Ich gewinne den Eindruck, dass Plinius diverse ihm vorliegende Informationen unreflektiert und ohne Hinweis auf den Urheber und die Zeitstellung in sein Werk kopiert hat, wo sie dann gleichrangig mit amtlichen Daten (formulae provinciarum) präsentiert werden. Aus heutiger Sicht haarsträubend und ärgerlich. Denn das muss man erst einmal auseinander klauben können.
So ähnlich schreibt es ja auch Katičić: "Es ist charakteristisch für seine oberflächliche Arbeitsweise, daß er es gar nicht versucht die Beschreibung in den verschiedenen Quellen in Einklang zu bringen."
Fairerweise muss man in Rechnung stellen, dass Plinius auf keine topographischen Landkarten zurückgreifen konnte. Wir können uns rasch durch einen Blick in eine beliebige Landkarte einen Überblick über die Ausdehnung der Alpen verschaffen, diese Möglichkeit hatte Plinius nicht. Die Agrippa-Karte, die er oft zitiert, ist überhaupt nicht mit modernen Landkarten zu vergleichen, noch nicht einmal mit der respektgebietenden Pionierleistung des Ptolemaios, die zu Plinius' Zeit natürlich auch noch nicht verfügbar war. Es muss sich wohl um eine sehr stark schematisierte Karte gehandelt haben. Die Quellen, die Plinius verwendete, sind größtenteils nicht oder nur sehr fragmentarisch erhalten, und es ist gut möglich, dass auch diese schon in sich widersprüchlicher waren als das, was Plinius daraus exzerpiert hat.
 
Beim Namen Istriens erfahren wir nebenbei, was für haarsträubende Angaben in der Literatur herumspukten, die Plinius gesichtet hat:

"... Histriae. quam cognominatam a flumine Histro, in Hadriam effluente e Danuvio amne eodemque Histro exadversum Padi fauces, contrario eorum percussu mari interiecto dulcescente, plerique dixere falso, et Nepos etiam Padi accola; nullus enim ex Danuvio amnis in mare Hadriaticum effunditur."
=
"Dass Histrien nach dem Fluss Hister [eigentlich nur ein anderer Name für die Donau] benannt worden sein soll, der vom Strom Donau in die Adria fließen soll, gegenüber der Mündung des Po, und dass das von deren entgegengesetztem Zufluss das dazwischenliegende Meer süßer würde, behaupten mehrere - darunter Nepos, der am Po gelebt hat - fälschlicherweise: Denn von der Donau ergießt sich kein Strom in das Adriatische Meer."
 
Dass Histrien nach dem Fluss Hister [eigentlich nur ein anderer Name für die Donau] benannt worden sein soll
Hier zeigt sich Plinius wieder von seiner verständigen Seite, und klärt uns Leser auf, dass diese Namensherkunft geografisch ein Unsinn sein muss. Was ihm in diesem Kontext jedoch nicht präsent zu sein schien, ist die mythologische Verknüpfung der Region mit der Argonautensage:

Jason sei auf der Flucht vor den Kolchern über die Donau in die Adria gelangt. Medeas Bruder Absyrtes von Jason und Medea in einen Hinterhalt gelockt und ermordet, nach ihm seien die Apsyrtiden benannt (Inselgruppe in der Kvarner Bucht). Die überlebenden Kolcher hätten Pula gegründet und sich dort niedergelassen, aus Furcht vor der Bestrafung, die ihnen drohte, wenn sie ohne Vlies, ohne Medea heimkehrten. Das ist die Version von Apollonios von Rhodos (3. Jhdt. v. Chr.).

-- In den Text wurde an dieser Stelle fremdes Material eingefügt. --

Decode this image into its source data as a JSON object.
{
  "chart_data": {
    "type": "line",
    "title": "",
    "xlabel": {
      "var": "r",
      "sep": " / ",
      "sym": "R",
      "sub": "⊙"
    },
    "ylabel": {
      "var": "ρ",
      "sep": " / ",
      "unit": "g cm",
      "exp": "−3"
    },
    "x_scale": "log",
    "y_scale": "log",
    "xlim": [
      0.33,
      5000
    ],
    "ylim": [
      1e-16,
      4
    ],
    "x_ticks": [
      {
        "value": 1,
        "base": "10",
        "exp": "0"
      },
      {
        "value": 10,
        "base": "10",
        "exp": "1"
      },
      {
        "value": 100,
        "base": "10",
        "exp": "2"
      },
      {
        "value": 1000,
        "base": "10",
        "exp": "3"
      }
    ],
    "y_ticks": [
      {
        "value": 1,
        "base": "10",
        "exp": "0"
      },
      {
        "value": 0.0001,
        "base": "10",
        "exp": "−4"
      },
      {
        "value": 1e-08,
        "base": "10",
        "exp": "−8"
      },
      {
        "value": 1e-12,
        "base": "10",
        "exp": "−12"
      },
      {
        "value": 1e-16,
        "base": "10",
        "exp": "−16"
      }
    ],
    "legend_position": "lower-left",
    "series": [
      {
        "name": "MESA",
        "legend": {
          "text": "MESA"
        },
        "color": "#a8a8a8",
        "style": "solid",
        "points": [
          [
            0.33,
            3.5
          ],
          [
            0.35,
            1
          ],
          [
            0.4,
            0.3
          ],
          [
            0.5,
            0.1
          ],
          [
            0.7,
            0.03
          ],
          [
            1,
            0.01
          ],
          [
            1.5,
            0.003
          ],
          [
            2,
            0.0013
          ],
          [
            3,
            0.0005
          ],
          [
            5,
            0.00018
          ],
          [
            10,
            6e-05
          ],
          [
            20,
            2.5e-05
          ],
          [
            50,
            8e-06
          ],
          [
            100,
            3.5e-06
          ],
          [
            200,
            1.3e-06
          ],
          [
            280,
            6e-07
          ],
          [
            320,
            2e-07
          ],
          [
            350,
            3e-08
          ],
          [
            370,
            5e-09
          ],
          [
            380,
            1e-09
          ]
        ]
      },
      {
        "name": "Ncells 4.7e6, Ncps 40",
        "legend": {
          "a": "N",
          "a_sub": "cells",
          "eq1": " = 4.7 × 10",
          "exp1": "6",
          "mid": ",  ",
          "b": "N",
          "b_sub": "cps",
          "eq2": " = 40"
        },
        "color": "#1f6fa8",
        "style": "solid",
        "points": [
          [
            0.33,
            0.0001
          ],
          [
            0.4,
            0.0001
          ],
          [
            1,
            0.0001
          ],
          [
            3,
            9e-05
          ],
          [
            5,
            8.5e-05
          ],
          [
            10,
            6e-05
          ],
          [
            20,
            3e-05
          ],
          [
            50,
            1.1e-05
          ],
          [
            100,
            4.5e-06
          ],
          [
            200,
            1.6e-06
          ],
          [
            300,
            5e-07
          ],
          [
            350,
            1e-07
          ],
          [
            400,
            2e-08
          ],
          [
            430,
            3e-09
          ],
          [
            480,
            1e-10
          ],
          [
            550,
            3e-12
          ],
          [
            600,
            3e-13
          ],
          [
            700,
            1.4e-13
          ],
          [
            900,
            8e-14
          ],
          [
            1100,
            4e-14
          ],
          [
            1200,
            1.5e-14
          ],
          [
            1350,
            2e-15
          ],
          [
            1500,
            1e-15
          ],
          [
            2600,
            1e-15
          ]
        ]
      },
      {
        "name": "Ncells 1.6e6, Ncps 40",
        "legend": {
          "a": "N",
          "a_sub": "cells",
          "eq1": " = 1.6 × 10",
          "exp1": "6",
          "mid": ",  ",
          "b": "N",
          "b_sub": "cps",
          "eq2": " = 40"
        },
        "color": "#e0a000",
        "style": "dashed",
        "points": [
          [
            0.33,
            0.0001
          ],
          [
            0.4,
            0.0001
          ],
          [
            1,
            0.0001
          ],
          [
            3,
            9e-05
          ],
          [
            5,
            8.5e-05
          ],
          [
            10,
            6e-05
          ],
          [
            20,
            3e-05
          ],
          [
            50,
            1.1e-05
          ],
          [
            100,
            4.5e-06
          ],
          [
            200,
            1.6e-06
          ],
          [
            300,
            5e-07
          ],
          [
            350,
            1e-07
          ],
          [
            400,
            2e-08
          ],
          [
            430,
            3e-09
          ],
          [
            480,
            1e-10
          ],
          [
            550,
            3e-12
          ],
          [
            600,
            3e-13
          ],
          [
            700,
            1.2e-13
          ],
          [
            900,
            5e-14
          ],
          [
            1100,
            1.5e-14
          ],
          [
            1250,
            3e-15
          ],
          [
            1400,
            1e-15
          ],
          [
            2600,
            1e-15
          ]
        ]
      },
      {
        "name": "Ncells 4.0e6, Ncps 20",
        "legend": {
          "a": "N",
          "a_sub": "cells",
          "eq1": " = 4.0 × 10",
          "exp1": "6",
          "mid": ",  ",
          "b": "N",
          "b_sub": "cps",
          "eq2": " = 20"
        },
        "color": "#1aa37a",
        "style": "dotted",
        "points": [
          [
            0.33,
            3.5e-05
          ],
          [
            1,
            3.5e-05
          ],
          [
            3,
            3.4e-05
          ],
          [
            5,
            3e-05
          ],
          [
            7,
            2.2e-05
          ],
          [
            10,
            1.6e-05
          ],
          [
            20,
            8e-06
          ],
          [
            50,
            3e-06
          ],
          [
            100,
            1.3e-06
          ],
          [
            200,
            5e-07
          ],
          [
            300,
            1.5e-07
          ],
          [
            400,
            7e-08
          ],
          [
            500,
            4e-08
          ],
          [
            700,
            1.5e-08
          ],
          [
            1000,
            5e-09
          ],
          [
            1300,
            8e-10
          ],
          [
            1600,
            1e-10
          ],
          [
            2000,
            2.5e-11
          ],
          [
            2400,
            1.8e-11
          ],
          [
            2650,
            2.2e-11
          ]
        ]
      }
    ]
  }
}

Jason habe Emona gegründet, fand ich bei Zosimos (5. Jdht), der immerhin physikalisch korrekt schildert, dass die Argo dafür vom Schwarzen Meer aus gegen die Strömung der Donau gerudert werden musste, und dass die Donau nicht in die Adria mündet. Dass man vor der Gründung Emonas die Abzweigung in die Save nicht verpassen sollte, erwähnt er nicht. Zosimos schildert dann, dass sie nach Überwinterung in Emona mit eigens dafür konstruierter Mechanik die Argo 400 Stadien (74 km) über Land karren mussten, um das Meer zu erreichen. Ich habe grob nachgemessen: das kommt ganz gut hin, wenn man ab Vrhnika (Nauportus) über die Hrusica (Ad Pirum) in den Golf von Triest will. Strabo (7.5) bestätigt die Weglänge im Wesentlichen, und nennt Nauportus als Hafen, von dem man via Save in die Donau gelangt, was auch korrekt ist.

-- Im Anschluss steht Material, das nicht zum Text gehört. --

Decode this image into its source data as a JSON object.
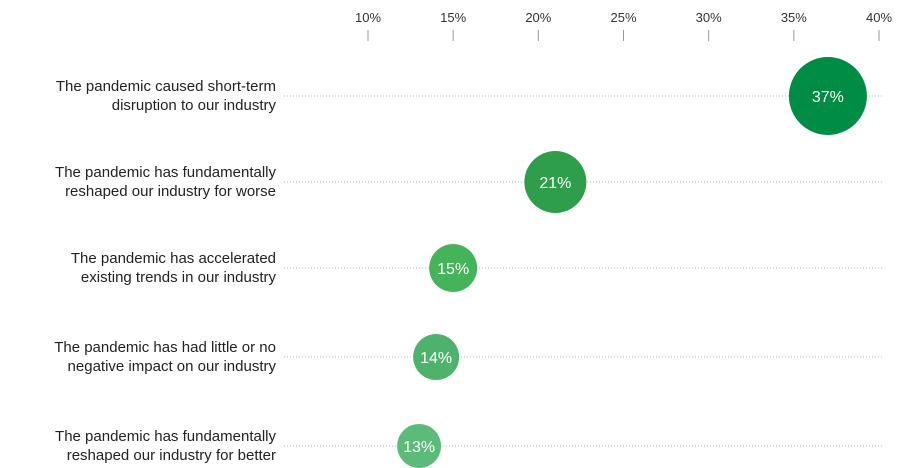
{
  "chart_data": {
    "type": "scatter",
    "x_ticks": [
      "10%",
      "15%",
      "20%",
      "25%",
      "30%",
      "35%",
      "40%"
    ],
    "x_tick_values": [
      10,
      15,
      20,
      25,
      30,
      35,
      40
    ],
    "xlim": [
      10,
      40
    ],
    "grid": "dotted horizontal guide per row",
    "categories": [
      [
        "The pandemic caused short-term",
        "disruption to our industry"
      ],
      [
        "The pandemic has fundamentally",
        "reshaped our industry for worse"
      ],
      [
        "The pandemic has accelerated",
        "existing trends in our industry"
      ],
      [
        "The pandemic has had little or no",
        "negative impact on our industry"
      ],
      [
        "The pandemic has fundamentally",
        "reshaped our industry for better"
      ]
    ],
    "values": [
      37,
      21,
      15,
      14,
      13
    ],
    "value_labels": [
      "37%",
      "21%",
      "15%",
      "14%",
      "13%"
    ],
    "colors": [
      "#008C45",
      "#2E9E4A",
      "#45B35A",
      "#4EB26C",
      "#5DBB79"
    ]
  }
}
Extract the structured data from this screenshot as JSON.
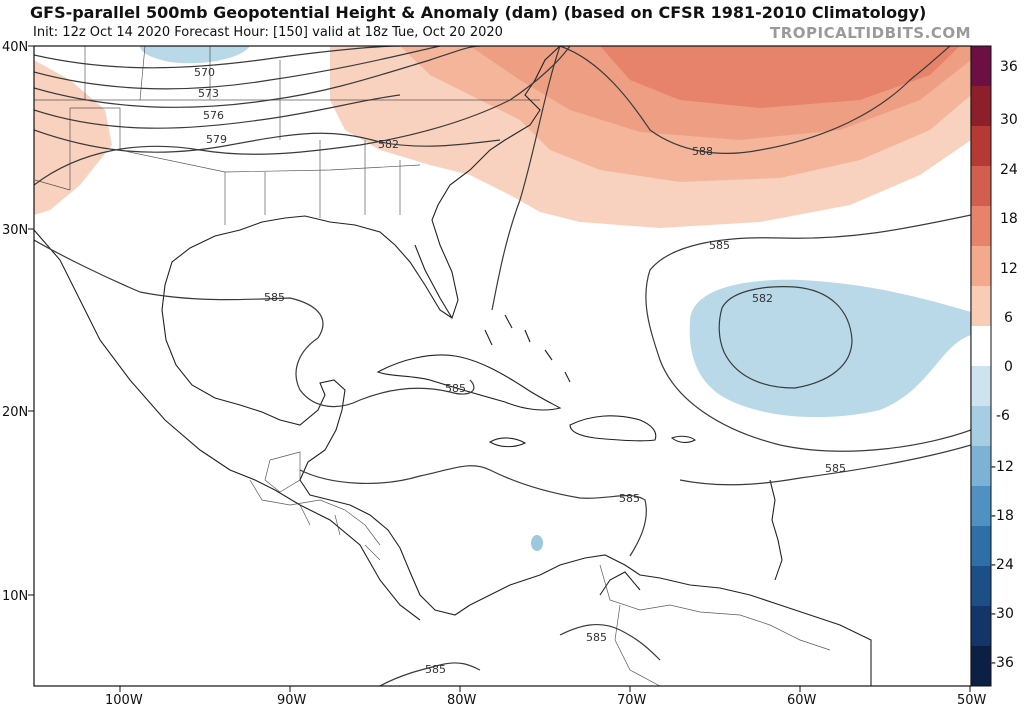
{
  "header": {
    "title": "GFS-parallel 500mb Geopotential Height & Anomaly (dam) (based on CFSR 1981-2010 Climatology)",
    "subtitle": "Init: 12z Oct 14 2020   Forecast Hour: [150]   valid at 18z Tue, Oct 20 2020",
    "brand": "TROPICALTIDBITS.COM"
  },
  "axes": {
    "lat_labels": [
      "40N",
      "30N",
      "20N",
      "10N"
    ],
    "lon_labels": [
      "100W",
      "90W",
      "80W",
      "70W",
      "60W",
      "50W"
    ]
  },
  "colorbar": {
    "labels": [
      "36",
      "30",
      "24",
      "18",
      "12",
      "6",
      "0",
      "-6",
      "-12",
      "-18",
      "-24",
      "-30",
      "-36"
    ],
    "colors": [
      "#6b0f44",
      "#8c1f2a",
      "#b53a33",
      "#d45e4e",
      "#e6836a",
      "#f2a98c",
      "#f9cdb5",
      "#ffffff",
      "#cde3ef",
      "#a7cde3",
      "#7cb2d5",
      "#4f91c2",
      "#2e6fa8",
      "#1c4f88",
      "#14356a",
      "#0c1f44"
    ]
  },
  "contour_labels": [
    "570",
    "573",
    "576",
    "579",
    "582",
    "585",
    "585",
    "585",
    "588",
    "582",
    "585",
    "585",
    "585",
    "585",
    "585"
  ],
  "colors": {
    "positive_anomaly": "#f4b59b",
    "positive_strong": "#ea8d70",
    "negative_anomaly": "#b9d8e8",
    "land_outline": "#222222",
    "contour": "#444444"
  }
}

Die Donau münde in die Adria bei Strabo: schon Theopompos, Eratosthenes und Polybios hätten das angeblich behauptet. Strabo selbst widerspricht dieser Behauptung gut 50-60 Jahre vor Plinius. Plinius ahmt wohl einfach nur den Strabo nach, und schiebt den Irrtum einem Gelehrten unter, den Strabo vergessen hatte zu erwähnen.

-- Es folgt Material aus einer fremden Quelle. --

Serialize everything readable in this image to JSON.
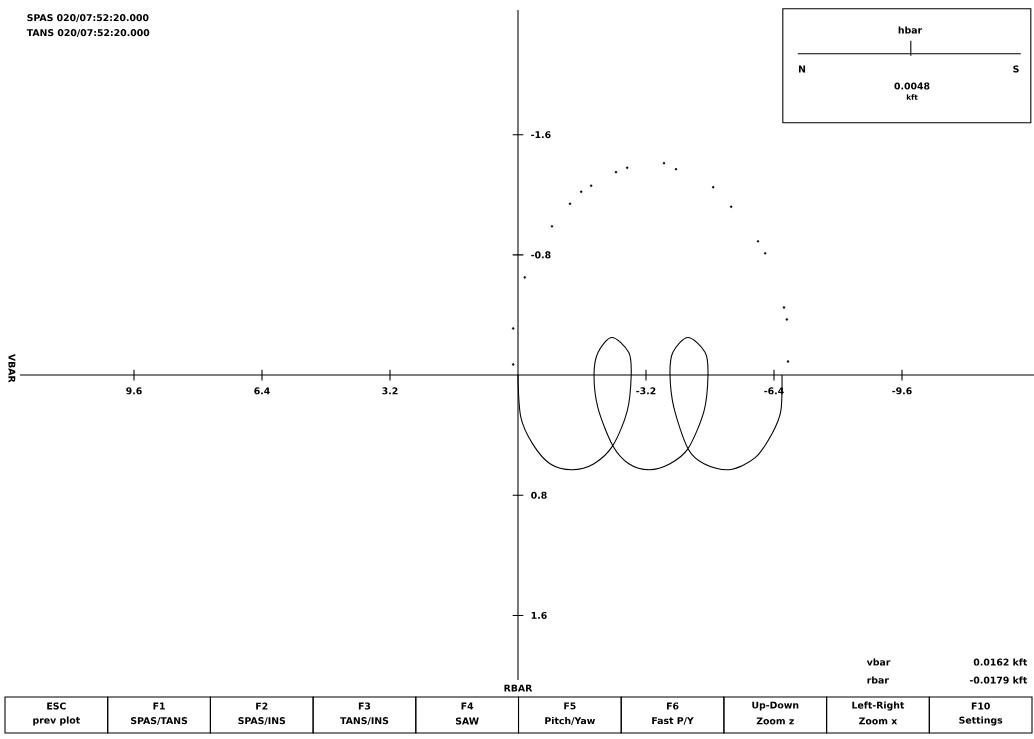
{
  "chart_data": {
    "type": "line",
    "xlim": [
      12.45,
      -12.9
    ],
    "ylim": [
      2.03,
      -2.43
    ],
    "xticks": [
      9.6,
      6.4,
      3.2,
      -3.2,
      -6.4,
      -9.6
    ],
    "yticks": [
      -1.6,
      -0.8,
      0.8,
      1.6
    ],
    "series": [
      {
        "type": "line",
        "color": "#000000",
        "marker": "none",
        "x": [
          0,
          -0.07,
          -0.37,
          -0.8,
          -1.35,
          -1.9,
          -2.37,
          -2.73,
          -2.83,
          -2.77,
          -2.35,
          -2.0,
          -1.9,
          -2.0,
          -2.37,
          -2.77,
          -3.28,
          -3.8,
          -4.25,
          -4.65,
          -4.75,
          -4.68,
          -4.25,
          -3.87,
          -3.8,
          -3.9,
          -4.25,
          -4.65,
          -5.28,
          -5.93,
          -6.35,
          -6.57,
          -6.6
        ],
        "values": [
          0,
          0.28,
          0.46,
          0.59,
          0.63,
          0.59,
          0.47,
          0.24,
          0,
          -0.15,
          -0.25,
          -0.15,
          0,
          0.22,
          0.47,
          0.59,
          0.63,
          0.59,
          0.49,
          0.24,
          0,
          -0.15,
          -0.25,
          -0.15,
          0,
          0.22,
          0.49,
          0.59,
          0.63,
          0.55,
          0.39,
          0.24,
          0
        ]
      },
      {
        "type": "scatter",
        "color": "#000000",
        "marker": "circle",
        "x": [
          -6.75,
          -6.72,
          -6.65,
          -6.18,
          -6.0,
          -5.33,
          -4.88,
          -3.95,
          -3.65,
          -2.73,
          -2.45,
          -1.83,
          -1.58,
          -1.3,
          -0.85,
          -0.17,
          0.12,
          0.12
        ],
        "values": [
          -0.09,
          -0.37,
          -0.45,
          -0.81,
          -0.89,
          -1.12,
          -1.25,
          -1.37,
          -1.41,
          -1.38,
          -1.35,
          -1.26,
          -1.22,
          -1.14,
          -0.99,
          -0.65,
          -0.31,
          -0.07
        ]
      }
    ],
    "annotations": [
      "SPAS 020/07:52:20.000",
      "TANS 020/07:52:20.000",
      "hbar",
      "N",
      "S",
      "0.0048",
      "kft",
      "vbar",
      "0.0162 kft",
      "rbar",
      "-0.0179 kft",
      "ESC",
      "prev plot",
      "F1",
      "SPAS/TANS",
      "F2",
      "SPAS/INS",
      "F3",
      "TANS/INS",
      "F4",
      "SAW",
      "F5",
      "Pitch/Yaw",
      "F6",
      "Fast P/Y",
      "Up-Down",
      "Zoom z",
      "Left-Right",
      "Zoom x",
      "F10",
      "Settings",
      "VBAR",
      "RBAR"
    ]
  }
}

Doch zurück zu den Histriern: enttäuscht von Plinius fragte ich mich, wann die Namen Histrier und Histria eigentlich erstmals auftauchen. Ich fand bisher nichts was älter ist als 1. Jhdt. v. Chr und frage mich, ob nicht nur der König "Epulo" ein Schimpfwort der Römer gewesen sein könnte, sondern auch "Histri" (etwa: Gaukler)
 
Hier zeigt sich Plinius wieder von seiner verständigen Seite, und klärt uns Leser auf, dass diese Namensherkunft geografisch ein Unsinn sein muss. Was ihm in diesem Kontext jedoch nicht präsent zu sein schien, ist die mythologische Verknüpfung der Region mit der Argonautensage:
Doch, die erwähnt er gleich im nächsten Satz:

quam cognominatam a flumine Histro, in Hadriam effluente e Danuvio amne eodemque Histro exadversum Padi fauces, contrario eorum percussu mari interiecto dulcescente, plerique dixere falso, et Nepos etiam Padi accola; nullus enim ex Danuvio amnis in mare Hadriaticum effunditur. deceptos credo, quoniam Argo navis flumine in mare Hadriaticum descendit non procul Tergeste, nec iam constat quo flumine. umeris travectam Alpis diligentiores tradunt, subisse autem Histro, dein Savo, dein Nauporto, cui nomen ex ea causa est inter Emonam Alpisque exorienti.
ienti.

Plinius ahmt wohl einfach nur den Strabo nach, und schiebt den Irrtum einem Gelehrten unter, den Strabo vergessen hatte zu erwähnen.
Er schiebt den Irrtum nicht einem Gelehrten unter, sondern erwähnt ausdrücklich, dass das mehrere behaupten. Dass er den Nepos namentlich erwähnt ("et Nepos etiam Padi accola") dürfte wohl die Verwunderung des Plinius zum Ausdruck bringen: "sogar Nepos, der doch am Po gelebt hat".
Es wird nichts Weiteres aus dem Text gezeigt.